Where CPU power matters, and where it does not

The other day, I was thinking about 3 systems, 2 with modest specifications, and 1 system with great specs.

A 2009 desktop old Vista-class class core 2 duo 4GB RAM 120GB SSD

A 2018 netbook Celeron CPU (more like an Atom) 4GB RAM 64GB eMMC

A 2016 laptop core i7 with 16GB RAM and a 1TB SSD

It would not be a difficult quiz were the object to identify the good system vs the bad one. Hint: it’s the i7.

However, I have learned that some tasks run quite well on limited hardware.

The 2009 desktop was never designed to run with 4GB of RAM and a 120GB SSD from my junkpile, but they certainly have the effect of speeding up the system. This machine, running Fedora Linux, is a VPN server, a file server, a web server, a database server, and can play back 1080p video beautifully over a DVI connection.

The 2018 netbook which costs less than US$200 new, is essentially a Chromebook case with modest Wintel guts. Its CPU is called a Celeron, but given its clock speed and meagre 2 cores, it may as well be an Atom. And yet, this netbook is able to run Fedora Linux and Windows 10 Pro, quite well. It can even run Photoshop.

I have tried to run virtual machine emulation under both of these systems. Even with a stripped-down OS installer, the results were not pretty. For some applications, specs matter.

Although I have not yet spent serious time with a Raspberry Pi device, the full support in Fedora 29 has made me take a serious look at the platform. I predict results similar to those on the systems I described earlier.

Of course, if you throw good specs at a problem, like a recent laptop with a core i7, 8 cores, 16GB RAM, and a 1TB SSD, a lot of other things are possible. I am able to run multiple virtual machines under KVM, and have had a situation where a Linux guest was connected to one VPN, a Windows guest was connected to another, and the main desktop (“baremetal computer”) was on the main network connection, not even slowing down while the virtual machine guests did their work.

A recent sighting of a 13″ MSI and a sale for a Dell XPS 13 made me long for a small, but powerful computer. However, for travel, all I need is that little netbook. In theory, it would be fun to virtualize a few server environments for portable LAMP development, but I have been exploring “containers” like Docker that will allow me to isolate the systems with different PHP/MySQL versions without the overhead of a full virtual machine.

So the question is not whether you need more power. The question is how much power do you need for a specific use?

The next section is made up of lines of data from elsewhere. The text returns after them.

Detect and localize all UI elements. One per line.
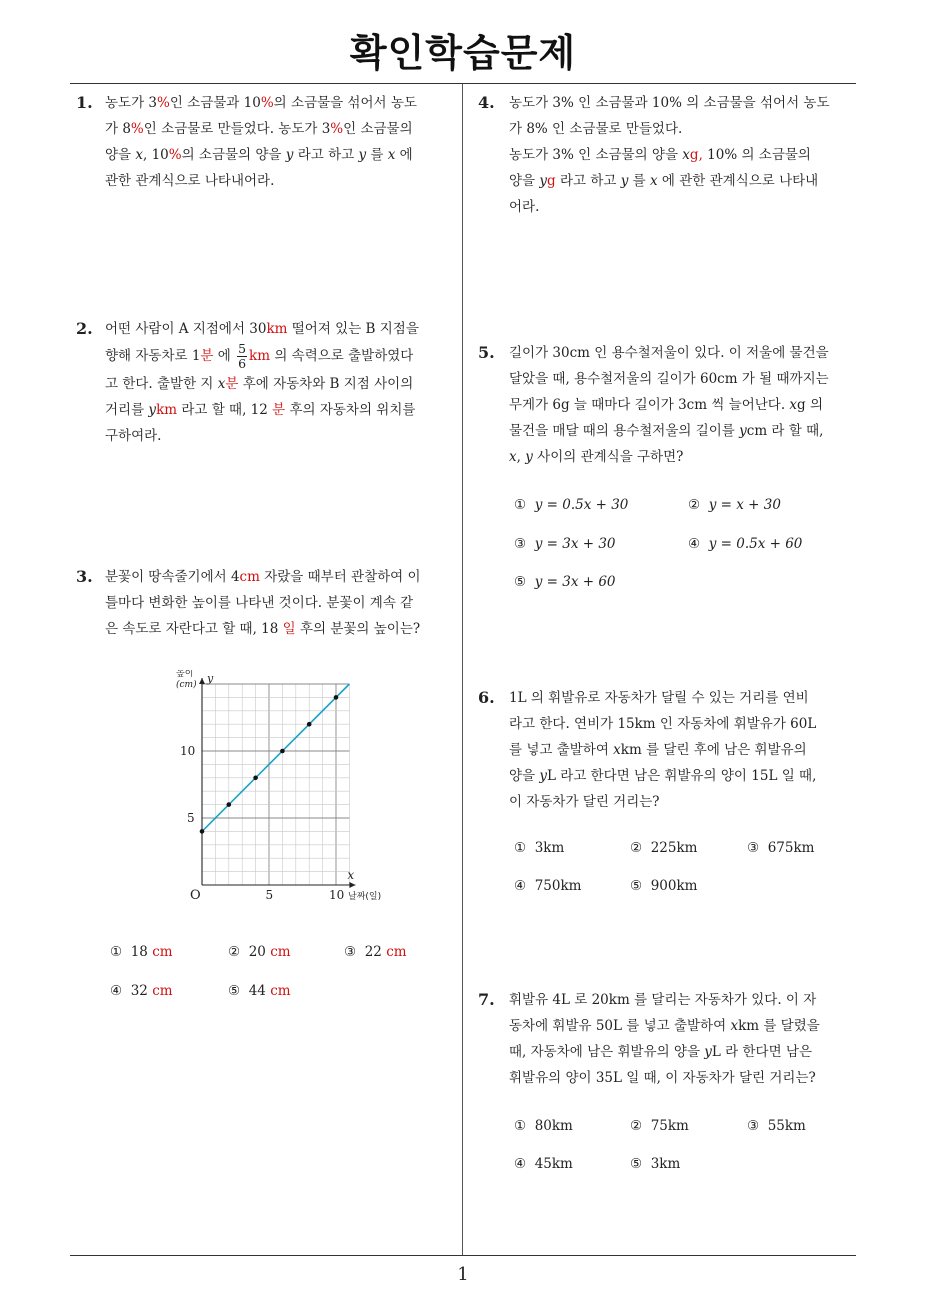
question-5: 길이가 30cm 인 용수철저울이 있다. 이 저울에 물건을 달았을 때, 용수철저울의 길이가 60cm 가 될 때까지는 무게가 6g 늘 때마다 길이가 3cm 씩 늘어난다. xg 의 물건을 매달 때의 용수철저울의 길이를 ycm 라 할 때, x, y 사이의 관계식을 구하면? xyxy=(509,345,829,465)
y-tick-label: 10 xyxy=(180,744,196,758)
q2-number: 2. xyxy=(76,319,93,338)
q6-choice-3[interactable]: ③ 675km xyxy=(747,840,815,856)
y-axis-unit: (cm) xyxy=(176,680,197,690)
data-point xyxy=(253,776,258,781)
x-axis-arrow xyxy=(349,882,355,888)
q6-choice-1[interactable]: ① 3km xyxy=(514,840,565,856)
x-tick-label: 10 xyxy=(329,888,345,902)
q3-choice-5[interactable]: ⑤ 44 cm xyxy=(228,983,291,999)
question-7: 휘발유 4L 로 20km 를 달리는 자동차가 있다. 이 자 동차에 휘발유 50L 를 넣고 출발하여 xkm 를 달렸을 때, 자동차에 남은 휘발유의 양을 yL 라 한다면 남은 휘발유의 양이 35L 일 때, 이 자동차가 달린 거리는? xyxy=(509,992,820,1086)
question-2: 어떤 사람이 A 지점에서 30km 떨어져 있는 B 지점을 향해 자동차로 1분 에 $\frac{5}{6}$ km 의 속력으로 출발하였다 고 한다. 출발한 지 x분 후에 자동차와 B 지점 사이의 거리를 ykm 라고 할 때, 12 분 후의 자동차의 위치를 구하여라. xyxy=(105,321,419,444)
q5-choice-3[interactable]: ③ y = 3x + 30 xyxy=(514,536,616,552)
q7-choice-4[interactable]: ④ 45km xyxy=(514,1156,573,1172)
q7-choice-5[interactable]: ⑤ 3km xyxy=(630,1156,681,1172)
y-axis-label: 높이 xyxy=(176,670,194,679)
q3-choice-3[interactable]: ③ 22 cm xyxy=(344,944,407,960)
y-axis-arrow xyxy=(199,678,205,684)
q5-choice-4[interactable]: ④ y = 0.5x + 60 xyxy=(688,536,803,552)
growth-line-chart xyxy=(160,670,400,905)
q5-choice-5[interactable]: ⑤ y = 3x + 60 xyxy=(514,574,616,590)
question-6: 1L 의 휘발유로 자동차가 달릴 수 있는 거리를 연비 라고 한다. 연비가 15km 인 자동차에 휘발유가 60L 를 넣고 출발하여 xkm 를 달린 후에 남은 휘발유의 양을 yL 라고 한다면 남은 휘발유의 양이 15L 일 때, 이 자동차가 달린 거리는? xyxy=(509,690,817,810)
data-point xyxy=(227,802,232,807)
origin-label: O xyxy=(190,888,201,903)
question-3: 분꽃이 땅속줄기에서 4cm 자랐을 때부터 관찰하여 이 틀마다 변화한 높이를 나타낸 것이다. 분꽃이 계속 같 은 속도로 자란다고 할 때, 18 일 후의 분꽃의 높이는? xyxy=(105,569,421,637)
q5-number: 5. xyxy=(478,343,495,362)
q6-choice-2[interactable]: ② 225km xyxy=(630,840,698,856)
footer-rule xyxy=(70,1255,856,1256)
q6-choice-5[interactable]: ⑤ 900km xyxy=(630,878,698,894)
q7-number: 7. xyxy=(478,990,495,1009)
q3-choice-4[interactable]: ④ 32 cm xyxy=(110,983,173,999)
q6-choice-4[interactable]: ④ 750km xyxy=(514,878,582,894)
x-axis-symbol: x xyxy=(347,868,355,882)
q4-number: 4. xyxy=(478,93,495,112)
data-point xyxy=(334,695,339,700)
q6-number: 6. xyxy=(478,688,495,707)
question-1: 농도가 3%인 소금물과 10%의 소금물을 섞어서 농도 가 8%인 소금물로 만들었다. 농도가 3%인 소금물의 양을 x, 10%의 소금물의 양을 y 라고 하고 y 를 x 에 관한 관계식으로 나타내어라. xyxy=(105,95,417,189)
q3-number: 3. xyxy=(76,567,93,586)
y-tick-label: 5 xyxy=(187,811,195,825)
page-number: 1 xyxy=(457,1264,469,1285)
page-title: 확인학습문제 xyxy=(349,31,577,75)
x-axis-label: 날짜(일) xyxy=(348,892,382,902)
fraction-5-6: $\frac{5}{6}$ xyxy=(238,341,247,371)
data-point xyxy=(280,749,285,754)
q3-choice-2[interactable]: ② 20 cm xyxy=(228,944,291,960)
data-point xyxy=(307,722,312,727)
header-rule xyxy=(70,83,856,84)
x-tick-label: 5 xyxy=(265,888,274,902)
growth-line xyxy=(202,684,349,831)
q5-choice-2[interactable]: ② y = x + 30 xyxy=(688,497,781,513)
column-divider xyxy=(462,84,463,1256)
q3-choice-1[interactable]: ① 18 cm xyxy=(110,944,173,960)
q7-choice-3[interactable]: ③ 55km xyxy=(747,1118,806,1134)
question-4: 농도가 3% 인 소금물과 10% 의 소금물을 섞어서 농도 가 8% 인 소금물로 만들었다. 농도가 3% 인 소금물의 양을 xg, 10% 의 소금물의 양을 yg 라고 하고 y 를 x 에 관한 관계식으로 나타내 어라. xyxy=(509,95,830,215)
y-axis-symbol: y xyxy=(207,672,214,685)
q1-number: 1. xyxy=(76,93,93,112)
q7-choice-1[interactable]: ① 80km xyxy=(514,1118,573,1134)
data-point xyxy=(200,829,205,834)
q7-choice-2[interactable]: ② 75km xyxy=(630,1118,689,1134)
q5-choice-1[interactable]: ① y = 0.5x + 30 xyxy=(514,497,629,513)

The containers thing is getting important – my goal will be to build 2 containers – one with mysql and php 5.x, and one with mysql and php 7.x

The Linux dialup WIFI server, part 1

My mother has a great cottage on a lake. There is no cell phone service for a few kilometers around. There is a landline. There is a form of rural data wireless that is often down. Thus the need for a dialup wifi server as a backup, for when rural data wireless service is unavailable. Too slow for web surfing, but enough for email and texting. This seems like a perfect task for Linux. After all, Linux is usually a good foundation for web servers, email servers, vpn servers, file share servers, voip servers, and more.

I started this project last year, and found that although Windows could drive the built-in 56K modem on a circa 2009 laptop, Linux could not. Fortunately, I have a US Robotics USB 56K modem, which is recognized by Linux.  I got as far as a dialup connection without DNS.

This year I learned how to override some settings in wvdial to enable dns. So i was able to surf on fedora 28 via dialup. However, I was unable to share the connection via the GUI networkmanager.

To explain why, let me tell you a few stories:

I should point out that sharing a connection like this is something that Windows can do without breaking a sweat. I first installed such a gateway, albeit dialup shared as a NAT over wired Ethernet, on a Windows 98 box in 1999.

Last year (2017), while on vacation at a hotel with a 2 device limit, I confronted the dilemma: how does one choose between a laptop, an iPad, and 2 cell phones? Answer: use a laptop with a second wifi adapter to provide a repeated hotspot under my control.

NetworkManager on Gnome 3 on Fedora offered to share a wired Ethernet connection as a local WIFI hotspot, but was unable to do other permutations — like a second wifi on usb sharing a first wifi connection to hotel wifi. Fortunately, the machine was able to dual-boot into Windows and share the  hotel wifi via a second wifi usb adapter.

Back to the Linux dialup wifi server project.

It would seem that I must configure hostapd, in order to create a hotspot that can share the dialup connection. I have followed the instructions, but have not succeeded so far — there are some things i can try. I find myself consulting blog posts from 2002-2011. I suppose that is the kind of deep time audience that reads these blog posts, a few at a time, in the future.

More to follow at the beginning of October when I return to the cottage to take another run at the problem. for now i will simulate the hostapd problem with a test machine here, then bring that solution to the cottage and test the integrated solution with the already-working dialup connection.

I suppose I could try to test the dialup connection via a voip analog telephone adapter device, but that seems wrong.